Evaluation Orientations and Working-Family Interplay Trajectories Among Different Cohorts in Transitional China: Evidence from Sequence Analysis

Wednesday, 18 July 2018
Distributed Paper
Guanghui PAN, Brown University, USA
This paper aims to quantitatively “thickly describe” the interplay of work and family trajectories for Chinese people over 45 years old. Using China Health and Retirement Longitudinal Study (CHARLS) life course survey in 2014, by retrospectively tracing the family status and working status for the respondents from 16 years old to 45 years old, this study applies to the two most common sequence analysis methods (Multichannel Sequence Analysis [MCSA] and Global Interdependent Multidimensional Sequence Analysis [GIMSA]), and clusters the patterns of the working status and family status into five categories.

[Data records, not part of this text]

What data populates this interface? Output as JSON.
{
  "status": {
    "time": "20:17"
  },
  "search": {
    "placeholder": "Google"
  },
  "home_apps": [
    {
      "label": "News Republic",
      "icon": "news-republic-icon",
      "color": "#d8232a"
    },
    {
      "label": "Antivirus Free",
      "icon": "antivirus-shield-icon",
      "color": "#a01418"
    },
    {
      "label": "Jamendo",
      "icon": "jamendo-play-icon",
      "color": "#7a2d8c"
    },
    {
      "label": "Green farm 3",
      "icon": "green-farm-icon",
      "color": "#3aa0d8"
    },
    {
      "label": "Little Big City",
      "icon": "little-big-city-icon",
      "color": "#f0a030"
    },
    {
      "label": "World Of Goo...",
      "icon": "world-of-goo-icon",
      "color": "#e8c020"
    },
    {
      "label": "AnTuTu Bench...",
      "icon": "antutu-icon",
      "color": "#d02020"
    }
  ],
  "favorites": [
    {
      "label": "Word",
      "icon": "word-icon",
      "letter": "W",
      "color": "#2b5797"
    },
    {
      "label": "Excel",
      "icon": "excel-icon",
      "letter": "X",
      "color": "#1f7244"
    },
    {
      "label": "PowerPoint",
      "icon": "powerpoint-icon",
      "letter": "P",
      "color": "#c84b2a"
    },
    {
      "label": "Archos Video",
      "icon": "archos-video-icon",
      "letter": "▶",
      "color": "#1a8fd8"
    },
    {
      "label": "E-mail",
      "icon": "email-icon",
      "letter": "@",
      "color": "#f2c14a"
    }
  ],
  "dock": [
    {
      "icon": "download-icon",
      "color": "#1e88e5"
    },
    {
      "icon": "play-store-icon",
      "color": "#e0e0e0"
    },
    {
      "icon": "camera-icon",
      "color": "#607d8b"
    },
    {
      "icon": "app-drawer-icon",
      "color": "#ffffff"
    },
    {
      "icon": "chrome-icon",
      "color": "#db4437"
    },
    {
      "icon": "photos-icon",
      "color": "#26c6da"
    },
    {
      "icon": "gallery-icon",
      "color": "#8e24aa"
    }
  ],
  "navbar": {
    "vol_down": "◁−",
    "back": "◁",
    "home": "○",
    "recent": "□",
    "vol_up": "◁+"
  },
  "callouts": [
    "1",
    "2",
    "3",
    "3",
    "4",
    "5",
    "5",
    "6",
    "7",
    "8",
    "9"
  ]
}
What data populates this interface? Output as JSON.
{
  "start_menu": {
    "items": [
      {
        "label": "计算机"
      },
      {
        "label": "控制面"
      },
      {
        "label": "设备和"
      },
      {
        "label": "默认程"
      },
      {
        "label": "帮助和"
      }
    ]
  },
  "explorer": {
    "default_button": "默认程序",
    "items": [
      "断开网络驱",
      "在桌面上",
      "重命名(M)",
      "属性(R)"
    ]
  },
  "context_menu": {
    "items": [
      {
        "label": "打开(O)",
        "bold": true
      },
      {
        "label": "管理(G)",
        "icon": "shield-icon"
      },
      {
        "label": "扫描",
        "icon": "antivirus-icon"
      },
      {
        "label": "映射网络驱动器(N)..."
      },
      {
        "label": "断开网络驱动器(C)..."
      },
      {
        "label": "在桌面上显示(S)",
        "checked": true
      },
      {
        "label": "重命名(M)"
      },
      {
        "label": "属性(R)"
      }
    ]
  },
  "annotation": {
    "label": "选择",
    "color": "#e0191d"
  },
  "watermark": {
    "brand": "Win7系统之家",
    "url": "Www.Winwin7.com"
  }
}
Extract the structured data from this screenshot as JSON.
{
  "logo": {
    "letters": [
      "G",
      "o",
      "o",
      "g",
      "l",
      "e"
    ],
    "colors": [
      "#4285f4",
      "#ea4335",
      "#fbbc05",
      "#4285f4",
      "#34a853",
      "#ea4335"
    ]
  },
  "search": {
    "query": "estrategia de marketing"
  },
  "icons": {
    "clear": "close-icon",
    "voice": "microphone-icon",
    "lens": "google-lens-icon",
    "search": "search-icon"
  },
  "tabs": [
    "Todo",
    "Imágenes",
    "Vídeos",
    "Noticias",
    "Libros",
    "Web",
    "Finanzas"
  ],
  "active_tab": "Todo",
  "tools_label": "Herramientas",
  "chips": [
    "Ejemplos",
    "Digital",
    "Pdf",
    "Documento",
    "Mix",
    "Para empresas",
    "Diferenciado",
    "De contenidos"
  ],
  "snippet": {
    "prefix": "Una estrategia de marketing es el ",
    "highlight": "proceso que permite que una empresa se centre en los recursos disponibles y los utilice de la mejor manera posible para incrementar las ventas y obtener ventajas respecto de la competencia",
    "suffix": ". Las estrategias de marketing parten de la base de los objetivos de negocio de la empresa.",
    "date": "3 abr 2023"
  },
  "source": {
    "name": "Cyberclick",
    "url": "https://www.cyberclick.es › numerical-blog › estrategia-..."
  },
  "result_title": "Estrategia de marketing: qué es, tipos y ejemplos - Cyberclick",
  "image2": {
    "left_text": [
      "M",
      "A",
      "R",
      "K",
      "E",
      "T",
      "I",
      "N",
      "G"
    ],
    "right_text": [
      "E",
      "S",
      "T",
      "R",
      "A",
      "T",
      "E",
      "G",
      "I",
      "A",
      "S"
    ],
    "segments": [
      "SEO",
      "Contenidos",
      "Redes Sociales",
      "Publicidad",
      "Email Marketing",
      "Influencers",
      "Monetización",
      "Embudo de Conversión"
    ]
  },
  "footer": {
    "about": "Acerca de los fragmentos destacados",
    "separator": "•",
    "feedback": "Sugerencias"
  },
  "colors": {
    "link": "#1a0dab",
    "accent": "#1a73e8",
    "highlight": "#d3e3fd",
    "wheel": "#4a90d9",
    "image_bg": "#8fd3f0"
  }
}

We find that: the dichotomy urban and rural working statuses and the divergent number of kids after marriage are the criteria of clustering in each dimension of working and family status; patterns of working and family interplay for elder Chinese residents during their 16 to 45 years old are significantly influenced by the gender, birth of cohort, political label (red, black, or others in the 1950s), parental education level, and respondents’ own educational level. Compared to the research (Aisenbrey and Fasang 2017) on the interplay of working and family status in Germany and the United States, we believe that the patterns in China are profoundly unique due to the influence of certain “socialism” and “post-socialism” policies. Heterogeneities of the working-family sequences among cohorts reveal the impact of the policies directly.